Estimating amplification efficiency improves multiplex real-time PCR quantification of Bacillus licheniformis and Bacillus subtilis spores in animal feed

Abstract

A multiplex real-time PCR assay was developed for absolute quantification in animal feed of Bacillus subtilis CH201 and Bacillus licheniformis CH200 spores, which constitute the viable component of the microbial growth promoter, BioPlus 2B®. Spores were lysed using a bead-beating protocol. DNA was extracted and purified from the lysates with the Qiagen DNeasy® Plant Kit. Two standard curves for absolute quantification were made and tested. Standard curve-1 was made from feed samples spiked with BioPlus 2B®, while standard curve-2 was made from serially diluted DNA extracted from BioPlus 2B® powder. Feed samples supplemented with BioPlus 2B® were quantified using both standard curves. The detection limit of the assay was 10 4 CFU g − 1 of feed.
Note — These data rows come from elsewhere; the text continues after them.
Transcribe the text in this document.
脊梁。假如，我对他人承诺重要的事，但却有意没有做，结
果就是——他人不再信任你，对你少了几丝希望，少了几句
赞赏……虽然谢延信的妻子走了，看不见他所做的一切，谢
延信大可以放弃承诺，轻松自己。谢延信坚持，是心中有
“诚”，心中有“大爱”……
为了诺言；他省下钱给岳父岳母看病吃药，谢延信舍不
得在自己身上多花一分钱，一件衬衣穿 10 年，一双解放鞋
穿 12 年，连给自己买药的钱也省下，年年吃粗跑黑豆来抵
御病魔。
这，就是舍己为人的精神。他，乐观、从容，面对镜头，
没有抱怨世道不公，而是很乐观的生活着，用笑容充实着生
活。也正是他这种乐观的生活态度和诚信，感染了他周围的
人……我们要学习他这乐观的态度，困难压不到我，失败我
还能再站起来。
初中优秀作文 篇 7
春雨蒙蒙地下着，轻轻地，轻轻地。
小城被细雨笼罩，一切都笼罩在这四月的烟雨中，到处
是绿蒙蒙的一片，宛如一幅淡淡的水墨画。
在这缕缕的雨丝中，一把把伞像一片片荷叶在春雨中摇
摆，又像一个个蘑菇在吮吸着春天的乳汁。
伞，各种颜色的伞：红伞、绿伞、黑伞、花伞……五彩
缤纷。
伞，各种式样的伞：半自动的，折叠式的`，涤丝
The amplification efficiency (Eff) of each PCR was determined using the LinRegPCR software and Eff differences between individual samples and standards were corrected for. When compared to plate counts, standard curve-1 slightly under-estimated the number of spores (mean = − 2.47% of plate counts). A spore density-dependent Eff was found, and Eff for standard curve-1 could not be determined. Standard curve-2 over-estimated spore numbers when not corrected for individual Eff (mean = + 5.46% of plate counts). Standard curve-2 Eff was independent (Eff mean = 1.96) of spore density. The assay quantified the numbers of spores in feed samples very similar to plate counts (mean = + 0.47% of plate counts), when standard curve-2 was used and individual Eff was accounted for.